Programme des sessions > Recherche par auteur correspondant > Grémion Shan

Tracking the summit activity of steep-sloped stratovolcanoes is challenging because changes, including unrest, lava dome growth or eruptive deposits, can vary in extent, amplitude and duration. As ground-based instruments have limited spatial resolution, satellite imagery is a promising tool to map both localized and widespread deformation. In this study, we leverage the complementary strengths of radar (TanDEM-X, Sentinel-1) and optical (Pléiades) satellite data to track Merapi's summit activity during the 2021 eruption, which involved the growth of two lava domes - one within the crater and one on the southwest flank.

High-resolution DEMs derived from TanDEM-X and Pléiades data show that both domes grew rapidly before stabilizing around July 2021, each reaching a volume of 3.4±0.7 Mm³. The total lava volume is about 6 times higher than in 2018. Alternatively, additional Sentinel-1 and Pléiades displacement time-series allowed the detection of significant pre-eruptive changes on Merapi's upper flanks. Between June-August 2020, a 50 m pit formed on the southwest flank due to the collapse of an old lava flow, coinciding with the later location of the 2021 flank dome. On the same flank, more than 20 m displacement downslope is detected at three nearby other lava flows between 2019-2021, with the strongest acceleration occurring between November 2020-June 2021. Sentinel-1 time-series detected a sliding of the entire west flank of 10 cm/yr at least between June 2020-December 2023. In parallel, a potential short-lived inflation of the east flank of 3 cm/yr was observed between June-December 2020.

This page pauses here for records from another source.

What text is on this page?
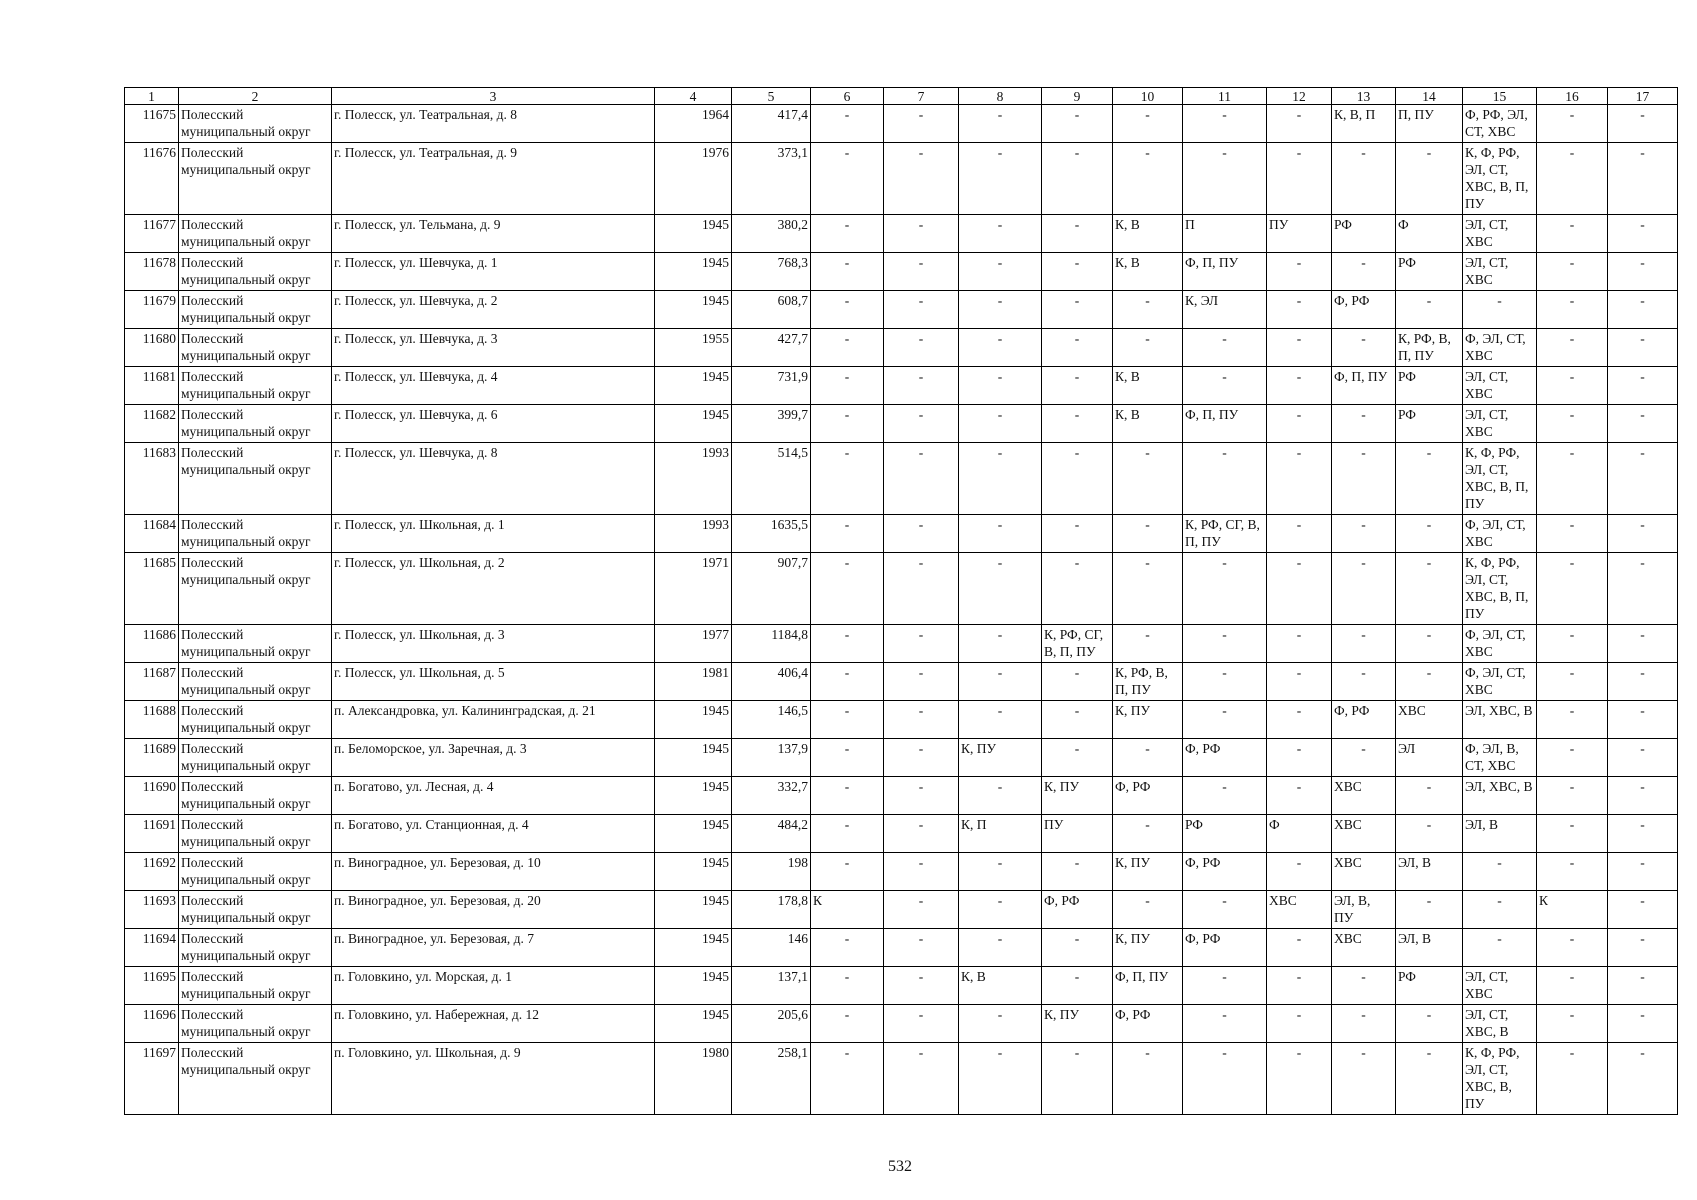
1	2	3	4	5	6	7	8	9	10	11	12	13	14	15	16	17
11675	Полесский муниципальный округ	г. Полесск, ул. Театральная, д. 8	1964	417,4	-	-	-	-	-	-	-	К, В, П	П, ПУ	Ф, РФ, ЭЛ, СТ, ХВС	-	-
11676	Полесский муниципальный округ	г. Полесск, ул. Театральная, д. 9	1976	373,1	-	-	-	-	-	-	-	-	-	К, Ф, РФ, ЭЛ, СТ, ХВС, В, П, ПУ	-	-
11677	Полесский муниципальный округ	г. Полесск, ул. Тельмана, д. 9	1945	380,2	-	-	-	-	К, В	П	ПУ	РФ	Ф	ЭЛ, СТ, ХВС	-	-
11678	Полесский муниципальный округ	г. Полесск, ул. Шевчука, д. 1	1945	768,3	-	-	-	-	К, В	Ф, П, ПУ	-	-	РФ	ЭЛ, СТ, ХВС	-	-
11679	Полесский муниципальный округ	г. Полесск, ул. Шевчука, д. 2	1945	608,7	-	-	-	-	-	К, ЭЛ	-	Ф, РФ	-	-	-	-
11680	Полесский муниципальный округ	г. Полесск, ул. Шевчука, д. 3	1955	427,7	-	-	-	-	-	-	-	-	К, РФ, В, П, ПУ	Ф, ЭЛ, СТ, ХВС	-	-
11681	Полесский муниципальный округ	г. Полесск, ул. Шевчука, д. 4	1945	731,9	-	-	-	-	К, В	-	-	Ф, П, ПУ	РФ	ЭЛ, СТ, ХВС	-	-
11682	Полесский муниципальный округ	г. Полесск, ул. Шевчука, д. 6	1945	399,7	-	-	-	-	К, В	Ф, П, ПУ	-	-	РФ	ЭЛ, СТ, ХВС	-	-
11683	Полесский муниципальный округ	г. Полесск, ул. Шевчука, д. 8	1993	514,5	-	-	-	-	-	-	-	-	-	К, Ф, РФ, ЭЛ, СТ, ХВС, В, П, ПУ	-	-
11684	Полесский муниципальный округ	г. Полесск, ул. Школьная, д. 1	1993	1635,5	-	-	-	-	-	К, РФ, СГ, В, П, ПУ	-	-	-	Ф, ЭЛ, СТ, ХВС	-	-
11685	Полесский муниципальный округ	г. Полесск, ул. Школьная, д. 2	1971	907,7	-	-	-	-	-	-	-	-	-	К, Ф, РФ, ЭЛ, СТ, ХВС, В, П, ПУ	-	-
11686	Полесский муниципальный округ	г. Полесск, ул. Школьная, д. 3	1977	1184,8	-	-	-	К, РФ, СГ, В, П, ПУ	-	-	-	-	-	Ф, ЭЛ, СТ, ХВС	-	-
11687	Полесский муниципальный округ	г. Полесск, ул. Школьная, д. 5	1981	406,4	-	-	-	-	К, РФ, В, П, ПУ	-	-	-	-	Ф, ЭЛ, СТ, ХВС	-	-
11688	Полесский муниципальный округ	п. Александровка, ул. Калининградская, д. 21	1945	146,5	-	-	-	-	К, ПУ	-	-	Ф, РФ	ХВС	ЭЛ, ХВС, В	-	-
11689	Полесский муниципальный округ	п. Беломорское, ул. Заречная, д. 3	1945	137,9	-	-	К, ПУ	-	-	Ф, РФ	-	-	ЭЛ	Ф, ЭЛ, В, СТ, ХВС	-	-
11690	Полесский муниципальный округ	п. Богатово, ул. Лесная, д. 4	1945	332,7	-	-	-	К, ПУ	Ф, РФ	-	-	ХВС	-	ЭЛ, ХВС, В	-	-
11691	Полесский муниципальный округ	п. Богатово, ул. Станционная, д. 4	1945	484,2	-	-	К, П	ПУ	-	РФ	Ф	ХВС	-	ЭЛ, В	-	-
11692	Полесский муниципальный округ	п. Виноградное, ул. Березовая, д. 10	1945	198	-	-	-	-	К, ПУ	Ф, РФ	-	ХВС	ЭЛ, В	-	-	-
11693	Полесский муниципальный округ	п. Виноградное, ул. Березовая, д. 20	1945	178,8	К	-	-	Ф, РФ	-	-	ХВС	ЭЛ, В, ПУ	-	-	К	-
11694	Полесский муниципальный округ	п. Виноградное, ул. Березовая, д. 7	1945	146	-	-	-	-	К, ПУ	Ф, РФ	-	ХВС	ЭЛ, В	-	-	-
11695	Полесский муниципальный округ	п. Головкино, ул. Морская, д. 1	1945	137,1	-	-	К, В	-	Ф, П, ПУ	-	-	-	РФ	ЭЛ, СТ, ХВС	-	-
11696	Полесский муниципальный округ	п. Головкино, ул. Набережная, д. 12	1945	205,6	-	-	-	К, ПУ	Ф, РФ	-	-	-	-	ЭЛ, СТ, ХВС, В	-	-
11697	Полесский муниципальный округ	п. Головкино, ул. Школьная, д. 9	1980	258,1	-	-	-	-	-	-	-	-	-	К, Ф, РФ, ЭЛ, СТ, ХВС, В, ПУ	-	-
532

This study demonstrates that the joint use of radar and optical satellite imagery is essential for capturing the full range (centimeters to meters) and spatial extent (meters to kilometers) of summit and flank deformation. Such integrated remote sensing approaches are critical for understanding Merapi's complex, multi-hazard behavior, where effusive eruptions and flank instabilities can occur jointly. Challenges still remain in the understanding of their interplay: satellite imagery combined with modelling will hopefully address this issue in the near future.